Internet made it easy for consumers to make the right decision when they are shopping around for a new product, service, insurance carrier, school for their children – you name it. If you are about to part with a substantial sum of money, you might as well go online and read some consumer reviews to make sure you’ll get your money worth with this particular product or service you plan on paying for. But as you type a certain brand in Google search, Google kindly provides you with suggestions of things relevant to your query: that’s when a scary word “scam” might come up and raise alert. Who will ignore this kind of a red flag? Becoming a victim of fraud or scam is the last thing you need – life is stressful enough as it is…
The truth is, not everything deemed as direct scam is really scam. Well-established and legitimate brands that have been in business for years can be labeled scammy by a few angry customers because they were dissatisfied with the service, price, or quality. Internet made it easy to provide or get information, but it also made it very convenient to complain. Ripoffreport.com and ConsumerAffairs.com are just two out of hundreds of sites that offer you a chance to vent, express your frustration, and warn your fellow-consumers to stay away from the fraudulent company. And some claims made are really outrageous: you should certainly get wary if the same issue was encountered by a high number of customers who purchased the same product or service; or when money was paid but no service received; or when a bait-and-switch approach was used. But it’s important to differentiate true scam from perceived – there will always be customers who are simply hard to please, ready to write their negative feedback for a 15 minute delay in service or similar minor issues.
Think of a well-known brand and search for it in Google – but for experiment’s sake add “scam” right after the brand. And immediately you will see a bunch of results full of negative reviews claiming that this brand is the biggest scam on earth. Geico has it, New York Life Insurance has it, State Farm Insurance has it, Dell has it, Direct Buy Scam…. It seems like there isn’t a single brand left for which Google would fail to produce some angry consumer reviews in search results. Because that’s in the human nature: if we get an exceptional product or service, we take it for granted (how many of us take the time to go to the review-type of sites to write about our positive experience?), but if our expectations weren’t met, we make sure to do everything to hurt the company that we believe has hurt us.

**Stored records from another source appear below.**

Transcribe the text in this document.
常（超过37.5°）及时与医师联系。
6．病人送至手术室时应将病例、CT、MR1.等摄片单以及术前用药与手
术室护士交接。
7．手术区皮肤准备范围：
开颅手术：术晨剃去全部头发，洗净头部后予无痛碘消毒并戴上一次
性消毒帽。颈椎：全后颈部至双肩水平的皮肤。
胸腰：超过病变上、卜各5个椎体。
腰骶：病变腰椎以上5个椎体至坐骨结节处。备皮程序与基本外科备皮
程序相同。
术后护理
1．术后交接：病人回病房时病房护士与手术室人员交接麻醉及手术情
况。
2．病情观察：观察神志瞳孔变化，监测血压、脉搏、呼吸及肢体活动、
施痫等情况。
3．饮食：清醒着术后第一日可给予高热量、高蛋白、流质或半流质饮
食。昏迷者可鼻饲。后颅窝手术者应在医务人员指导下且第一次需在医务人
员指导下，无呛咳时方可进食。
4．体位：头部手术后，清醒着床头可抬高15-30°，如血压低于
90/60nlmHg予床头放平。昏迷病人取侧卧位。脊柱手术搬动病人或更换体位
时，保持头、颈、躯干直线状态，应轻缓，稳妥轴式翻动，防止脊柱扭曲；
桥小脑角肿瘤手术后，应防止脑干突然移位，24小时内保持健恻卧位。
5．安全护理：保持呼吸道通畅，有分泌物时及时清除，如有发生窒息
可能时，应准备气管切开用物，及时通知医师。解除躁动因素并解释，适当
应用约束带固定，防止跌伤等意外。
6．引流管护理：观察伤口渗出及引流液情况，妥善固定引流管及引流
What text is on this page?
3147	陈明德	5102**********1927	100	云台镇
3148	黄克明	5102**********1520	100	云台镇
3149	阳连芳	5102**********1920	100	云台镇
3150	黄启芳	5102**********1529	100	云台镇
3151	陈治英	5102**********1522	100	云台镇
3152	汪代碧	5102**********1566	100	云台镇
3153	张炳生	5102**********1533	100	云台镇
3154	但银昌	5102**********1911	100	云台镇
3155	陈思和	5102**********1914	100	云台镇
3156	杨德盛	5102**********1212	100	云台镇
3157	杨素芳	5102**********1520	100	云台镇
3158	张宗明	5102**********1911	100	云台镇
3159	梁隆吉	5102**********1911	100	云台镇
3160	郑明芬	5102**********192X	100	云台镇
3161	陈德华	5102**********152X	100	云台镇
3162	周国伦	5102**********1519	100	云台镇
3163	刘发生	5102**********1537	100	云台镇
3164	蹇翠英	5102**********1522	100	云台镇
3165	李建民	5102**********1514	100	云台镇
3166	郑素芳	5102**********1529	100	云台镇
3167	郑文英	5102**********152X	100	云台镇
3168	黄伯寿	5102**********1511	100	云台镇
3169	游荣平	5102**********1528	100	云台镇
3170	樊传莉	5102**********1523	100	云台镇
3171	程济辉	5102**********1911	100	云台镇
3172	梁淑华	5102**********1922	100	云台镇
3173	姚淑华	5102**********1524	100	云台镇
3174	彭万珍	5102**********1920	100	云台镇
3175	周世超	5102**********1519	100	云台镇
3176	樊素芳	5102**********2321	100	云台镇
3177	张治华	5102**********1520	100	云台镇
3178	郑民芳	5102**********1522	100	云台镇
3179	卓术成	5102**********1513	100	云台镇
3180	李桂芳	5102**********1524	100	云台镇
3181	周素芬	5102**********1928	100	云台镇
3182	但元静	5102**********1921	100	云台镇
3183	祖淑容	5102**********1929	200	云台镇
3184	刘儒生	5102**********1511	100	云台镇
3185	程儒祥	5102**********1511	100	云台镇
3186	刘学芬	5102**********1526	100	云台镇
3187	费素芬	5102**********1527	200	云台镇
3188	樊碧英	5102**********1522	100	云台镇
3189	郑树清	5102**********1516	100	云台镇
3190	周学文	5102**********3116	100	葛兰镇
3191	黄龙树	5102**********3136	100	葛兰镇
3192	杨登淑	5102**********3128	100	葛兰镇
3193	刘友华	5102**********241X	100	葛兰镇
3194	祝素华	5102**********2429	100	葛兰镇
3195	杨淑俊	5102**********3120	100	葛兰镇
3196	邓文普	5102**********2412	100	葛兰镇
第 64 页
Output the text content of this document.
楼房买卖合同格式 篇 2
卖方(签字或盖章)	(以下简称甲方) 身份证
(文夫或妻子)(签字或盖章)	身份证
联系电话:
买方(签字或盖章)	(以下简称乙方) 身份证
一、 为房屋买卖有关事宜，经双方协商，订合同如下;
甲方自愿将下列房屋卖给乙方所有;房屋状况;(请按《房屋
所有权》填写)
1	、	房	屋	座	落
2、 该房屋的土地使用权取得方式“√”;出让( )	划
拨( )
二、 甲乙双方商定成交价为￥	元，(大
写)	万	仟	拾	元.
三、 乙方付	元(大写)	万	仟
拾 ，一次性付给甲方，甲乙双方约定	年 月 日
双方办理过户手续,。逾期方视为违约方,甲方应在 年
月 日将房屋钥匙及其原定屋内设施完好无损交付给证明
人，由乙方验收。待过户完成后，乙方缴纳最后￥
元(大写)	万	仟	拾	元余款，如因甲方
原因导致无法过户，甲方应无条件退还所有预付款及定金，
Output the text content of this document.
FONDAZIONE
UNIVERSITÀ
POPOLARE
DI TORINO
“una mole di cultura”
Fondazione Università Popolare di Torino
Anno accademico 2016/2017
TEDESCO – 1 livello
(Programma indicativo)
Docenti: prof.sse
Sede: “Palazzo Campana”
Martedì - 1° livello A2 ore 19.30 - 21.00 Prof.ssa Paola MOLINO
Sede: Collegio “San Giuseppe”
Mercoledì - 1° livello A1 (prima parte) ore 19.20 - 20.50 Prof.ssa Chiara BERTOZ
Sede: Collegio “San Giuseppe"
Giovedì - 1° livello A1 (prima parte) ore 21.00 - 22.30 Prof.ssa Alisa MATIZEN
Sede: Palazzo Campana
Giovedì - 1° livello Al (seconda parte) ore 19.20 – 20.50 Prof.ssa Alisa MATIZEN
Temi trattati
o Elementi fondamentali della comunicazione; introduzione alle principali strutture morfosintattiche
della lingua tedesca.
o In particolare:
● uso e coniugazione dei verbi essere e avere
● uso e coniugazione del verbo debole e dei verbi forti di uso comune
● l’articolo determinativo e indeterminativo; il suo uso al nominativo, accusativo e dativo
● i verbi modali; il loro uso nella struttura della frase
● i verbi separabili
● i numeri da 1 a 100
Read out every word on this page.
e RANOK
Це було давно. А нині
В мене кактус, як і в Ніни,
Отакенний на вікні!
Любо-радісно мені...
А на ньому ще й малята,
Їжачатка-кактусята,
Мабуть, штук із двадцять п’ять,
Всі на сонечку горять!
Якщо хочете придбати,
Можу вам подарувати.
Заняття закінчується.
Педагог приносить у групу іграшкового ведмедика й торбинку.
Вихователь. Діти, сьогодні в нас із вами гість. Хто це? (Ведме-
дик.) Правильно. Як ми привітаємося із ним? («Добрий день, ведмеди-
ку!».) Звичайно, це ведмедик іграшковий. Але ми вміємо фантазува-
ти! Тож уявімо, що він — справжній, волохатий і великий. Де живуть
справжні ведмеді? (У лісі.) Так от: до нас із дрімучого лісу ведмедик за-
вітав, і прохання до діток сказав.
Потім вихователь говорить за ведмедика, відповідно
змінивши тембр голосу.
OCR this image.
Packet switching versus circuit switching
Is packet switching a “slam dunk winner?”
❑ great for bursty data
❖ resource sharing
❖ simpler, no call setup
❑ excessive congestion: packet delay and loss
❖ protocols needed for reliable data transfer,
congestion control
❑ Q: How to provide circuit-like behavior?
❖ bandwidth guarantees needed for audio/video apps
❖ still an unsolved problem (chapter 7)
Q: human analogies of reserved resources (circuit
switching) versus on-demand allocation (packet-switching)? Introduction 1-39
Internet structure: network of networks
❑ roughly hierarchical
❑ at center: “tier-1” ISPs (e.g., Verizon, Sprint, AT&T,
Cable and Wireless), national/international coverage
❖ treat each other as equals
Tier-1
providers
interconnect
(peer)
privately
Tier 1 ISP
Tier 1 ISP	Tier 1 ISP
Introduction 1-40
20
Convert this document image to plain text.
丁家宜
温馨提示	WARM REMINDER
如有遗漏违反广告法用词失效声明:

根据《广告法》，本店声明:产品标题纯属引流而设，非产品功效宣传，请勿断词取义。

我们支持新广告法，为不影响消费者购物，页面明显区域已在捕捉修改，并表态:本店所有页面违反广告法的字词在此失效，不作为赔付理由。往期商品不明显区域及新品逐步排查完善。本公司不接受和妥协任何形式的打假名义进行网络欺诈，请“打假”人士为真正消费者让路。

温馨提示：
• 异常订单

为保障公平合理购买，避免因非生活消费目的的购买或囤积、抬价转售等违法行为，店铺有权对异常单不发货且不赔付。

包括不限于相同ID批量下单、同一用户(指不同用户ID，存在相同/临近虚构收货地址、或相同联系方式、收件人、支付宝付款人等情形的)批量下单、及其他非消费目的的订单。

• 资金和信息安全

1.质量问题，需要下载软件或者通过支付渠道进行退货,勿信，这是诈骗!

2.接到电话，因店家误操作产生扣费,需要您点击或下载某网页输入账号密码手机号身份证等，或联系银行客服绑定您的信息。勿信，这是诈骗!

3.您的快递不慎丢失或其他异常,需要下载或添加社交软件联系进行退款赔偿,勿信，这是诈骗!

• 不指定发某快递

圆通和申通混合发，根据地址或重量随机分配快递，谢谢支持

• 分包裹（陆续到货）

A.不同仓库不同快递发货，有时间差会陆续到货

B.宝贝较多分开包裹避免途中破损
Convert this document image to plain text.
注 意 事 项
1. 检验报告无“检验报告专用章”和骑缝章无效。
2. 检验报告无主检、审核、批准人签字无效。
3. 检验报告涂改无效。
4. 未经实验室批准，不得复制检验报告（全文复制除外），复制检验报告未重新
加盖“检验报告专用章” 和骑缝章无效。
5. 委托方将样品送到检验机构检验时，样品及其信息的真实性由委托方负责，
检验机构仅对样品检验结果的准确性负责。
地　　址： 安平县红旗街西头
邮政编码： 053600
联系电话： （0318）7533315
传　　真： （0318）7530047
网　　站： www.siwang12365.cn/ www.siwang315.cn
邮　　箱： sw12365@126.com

Don’t ignore bad reviews all together, but always take them with a grain of salt. Think of thousands of happy satisfied customers who are certainly are out there, else the company would be out of business. Ask questions – is Geico right for me? Will I save money with Direct Buy? Is this the insurance policy I am looking for offered at such a good rate by State Farm? Do not hesitate to bug your sales agent or customer service representative – always inquire about hidden rates, or ask for the terms and conditions to be given to you in a written form before shopping for life insurance or any other financial services. No company is 100% perfect – there will always be slip ups, but they shouldn’t be labeled immediately as “scam” or “rip off”. As long as the ratio of positive vs. negative experience remains reasonable, the company deserves to be in business and service your needs.